A radiocirurgia estereotáxica consolidou-se como uma modalidade terapêutica de primeira linha no manejo dos neurinomas do acústico (schwannomas vestibulares), promovendo uma mudança de paradigma no tratamento dessas lesões. Diferente da microcirurgia tradicional, cujo objetivo é a exérese física da massa, o propósito primário da radiocirurgia é o controle tumoral a longo prazo — paralisando a replicação celular e o crescimento da lesão — aliado à máxima preservação neurológica. Essa abordagem focada tem se mostrado altamente eficaz para proteger as estruturas nobres do ângulo pontocerebelar, reduzindo os riscos de paralisia do nervo facial e prolongando a preservação da função do nervo vestibulococlear.
A indicação clássica e mais frequente para a radiocirurgia baseia-se nas dimensões do tumor. O procedimento é amplamente recomendado para neurinomas de tamanho pequeno a médio, tipicamente com diâmetro máximo de até 2,5 a 3 centímetros e que não causam efeito de massa compressivo significativo sobre o tronco encefálico ou cerebelo. Além da detecção inicial, a radiocirurgia é a conduta de eleição quando a estratégia conservadora de observação (wait-and-scan) documenta o crescimento ativo da lesão em ressonâncias magnéticas seriadas, exigindo intervenção imediata para evitar a piora clínica do paciente.
Fatores intrínsecos ao paciente também são determinantes absolutos para a escolha desta via terapêutica. A radiocirurgia é fortemente indicada para pacientes idosos ou para aqueles com comorbidades clínicas severas, nos quais os riscos inerentes a uma craniotomia aberta e à anestesia geral prolongada seriam proibitivos. Outro cenário clínico de grande relevância é o de pacientes portadores de Neurofibromatose tipo 2 (NF2) com tumores bilaterais. Nesses casos, onde a perda da audição bilateral é uma ameaça iminente, a radiocirurgia é utilizada estrategicamente para tentar estabilizar a lesão e adiar ou evitar o trauma de múltiplas cirurgias abertas.

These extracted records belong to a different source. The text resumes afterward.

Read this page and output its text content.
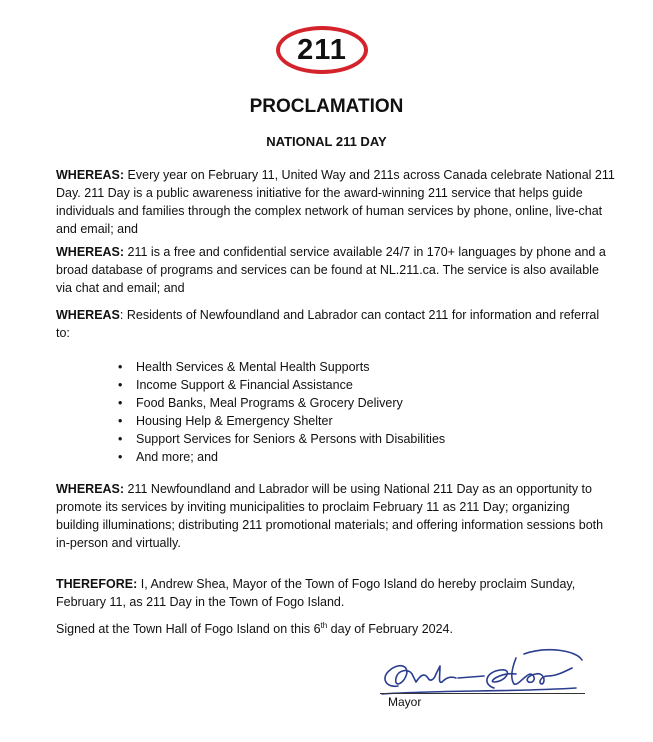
211
PROCLAMATION
NATIONAL 211 DAY

WHEREAS: Every year on February 11, United Way and 211s across Canada celebrate National 211 Day. 211 Day is a public awareness initiative for the award-winning 211 service that helps guide individuals and families through the complex network of human services by phone, online, live-chat and email; and

WHEREAS: 211 is a free and confidential service available 24/7 in 170+ languages by phone and a broad database of programs and services can be found at NL.211.ca. The service is also available via chat and email; and

WHEREAS: Residents of Newfoundland and Labrador can contact 211 for information and referral to:

• Health Services & Mental Health Supports
• Income Support & Financial Assistance
• Food Banks, Meal Programs & Grocery Delivery
• Housing Help & Emergency Shelter
• Support Services for Seniors & Persons with Disabilities
• And more; and

WHEREAS: 211 Newfoundland and Labrador will be using National 211 Day as an opportunity to promote its services by inviting municipalities to proclaim February 11 as 211 Day; organizing building illuminations; distributing 211 promotional materials; and offering information sessions both in-person and virtually.

THEREFORE: I, Andrew Shea, Mayor of the Town of Fogo Island do hereby proclaim Sunday, February 11, as 211 Day in the Town of Fogo Island.

Signed at the Town Hall of Fogo Island on this 6th day of February 2024.

Mayor
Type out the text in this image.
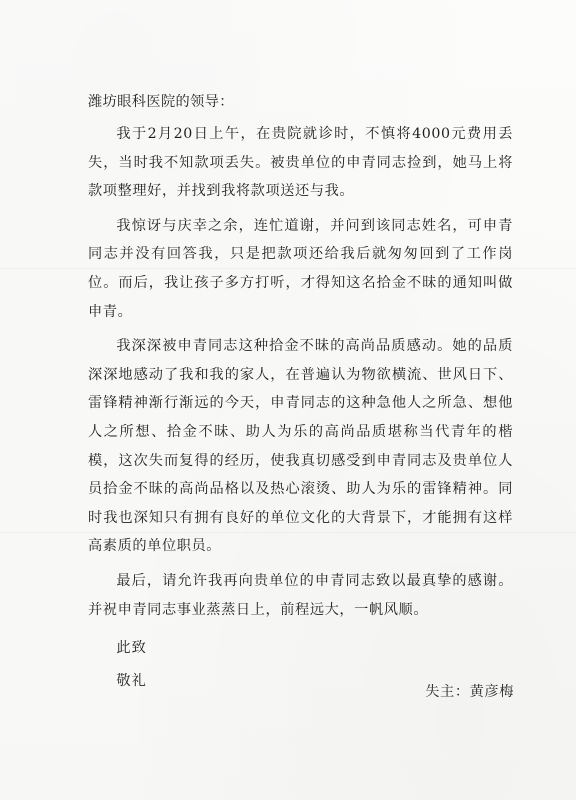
潍坊眼科医院的领导：

我于2月20日上午，在贵院就诊时，不慎将4000元费用丢失，当时我不知款项丢失。被贵单位的申青同志捡到，她马上将款项整理好，并找到我将款项送还与我。

我惊讶与庆幸之余，连忙道谢，并问到该同志姓名，可申青同志并没有回答我，只是把款项还给我后就匆匆回到了工作岗位。而后，我让孩子多方打听，才得知这名拾金不昧的通知叫做申青。

我深深被申青同志这种拾金不昧的高尚品质感动。她的品质深深地感动了我和我的家人，在普遍认为物欲横流、世风日下、雷锋精神渐行渐远的今天，申青同志的这种急他人之所急、想他人之所想、拾金不昧、助人为乐的高尚品质堪称当代青年的楷模，这次失而复得的经历，使我真切感受到申青同志及贵单位人员拾金不昧的高尚品格以及热心滚烫、助人为乐的雷锋精神。同时我也深知只有拥有良好的单位文化的大背景下，才能拥有这样高素质的单位职员。

最后，请允许我再向贵单位的申青同志致以最真挚的感谢。并祝申青同志事业蒸蒸日上，前程远大，一帆风顺。

此致

敬礼

失主：黄彦梅
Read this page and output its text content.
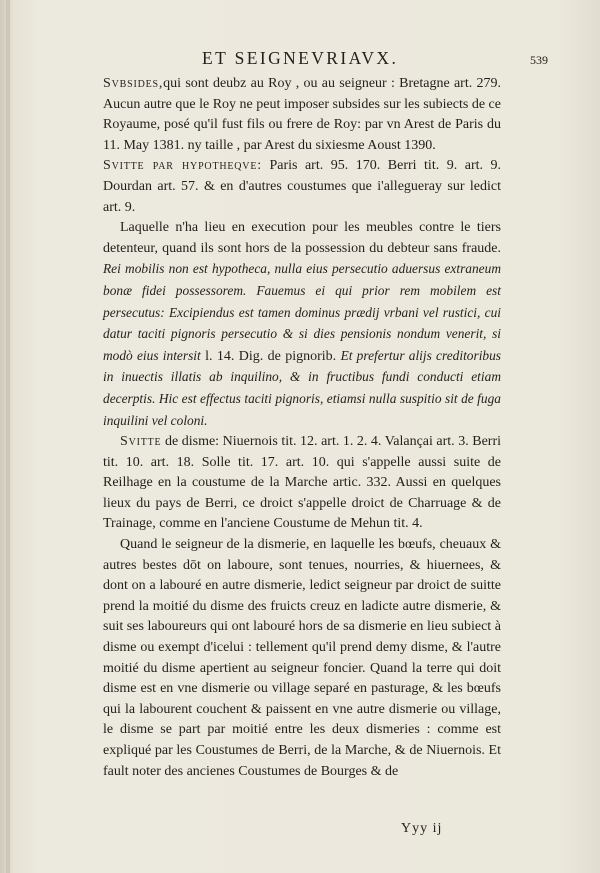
ET SEIGNEVRIAVX.	539

Svbsides,qui sont deubz au Roy , ou au seigneur : Bretagne art. 279. Aucun autre que le Roy ne peut imposer subsides sur les subiects de ce Royaume, posé qu'il fust fils ou frere de Roy: par vn Arest de Paris du 11. May 1381. ny taille , par Arest du sixiesme Aoust 1390.

Svitte par hypotheqve: Paris art. 95. 170. Berri tit. 9. art. 9. Dourdan art. 57. & en d'autres coustumes que i'allegueray sur ledict art. 9.

Laquelle n'ha lieu en execution pour les meubles contre le tiers detenteur, quand ils sont hors de la possession du debteur sans fraude. Rei mobilis non est hypotheca, nulla eius persecutio aduersus extraneum bonæ fidei possessorem. Fauemus ei qui prior rem mobilem est persecutus: Excipiendus est tamen dominus prædij vrbani vel rustici, cui datur taciti pignoris persecutio & si dies pensionis nondum venerit, si modò eius intersit l. 14. Dig. de pignorib. Et prefertur alijs creditoribus in inuectis illatis ab inquilino, & in fructibus fundi conducti etiam decerptis. Hic est effectus taciti pignoris, etiamsi nulla suspitio sit de fuga inquilini vel coloni.

Svitte de disme: Niuernois tit. 12. art. 1. 2. 4. Valançai art. 3. Berri tit. 10. art. 18. Solle tit. 17. art. 10. qui s'appelle aussi suite de Reilhage en la coustume de la Marche artic. 332. Aussi en quelques lieux du pays de Berri, ce droict s'appelle droict de Charruage & de Trainage, comme en l'anciene Coustume de Mehun tit. 4.

Quand le seigneur de la dismerie, en laquelle les bœufs, cheuaux & autres bestes dōt on laboure, sont tenues, nourries, & hiuernees, & dont on a labouré en autre dismerie, ledict seigneur par droict de suitte prend la moitié du disme des fruicts creuz en ladicte autre dismerie, & suit ses laboureurs qui ont labouré hors de sa dismerie en lieu subiect à disme ou exempt d'icelui : tellement qu'il prend demy disme, & l'autre moitié du disme apertient au seigneur foncier. Quand la terre qui doit disme est en vne dismerie ou village separé en pasturage, & les bœufs qui la labourent couchent & paissent en vne autre dismerie ou village, le disme se part par moitié entre les deux dismeries : comme est expliqué par les Coustumes de Berri, de la Marche, & de Niuernois. Et fault noter des ancienes Coustumes de Bourges & de

Yyy ij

Por fim, a radiocirurgia desempenha um papel fundamental como terapia adjuvante ou de resgate em cenários pós-operatórios. Na microcirurgia moderna, é comum a adoção da ressecção subtotal intencional — deixando um pequeno fragmento da cápsula tumoral aderida ao nervo facial para evitar a paralisia facial definitiva. A radiocirurgia é então indicada para irradiar esse volume residual, garantindo o controle da doença. Da mesma forma, nos casos de recidiva tumoral comprovada após uma cirurgia prévia, o tratamento radiocirúrgico oferece uma alternativa excelente e segura, contornando a morbidade e os desafios técnicos de uma reoperação em uma área já manipulada.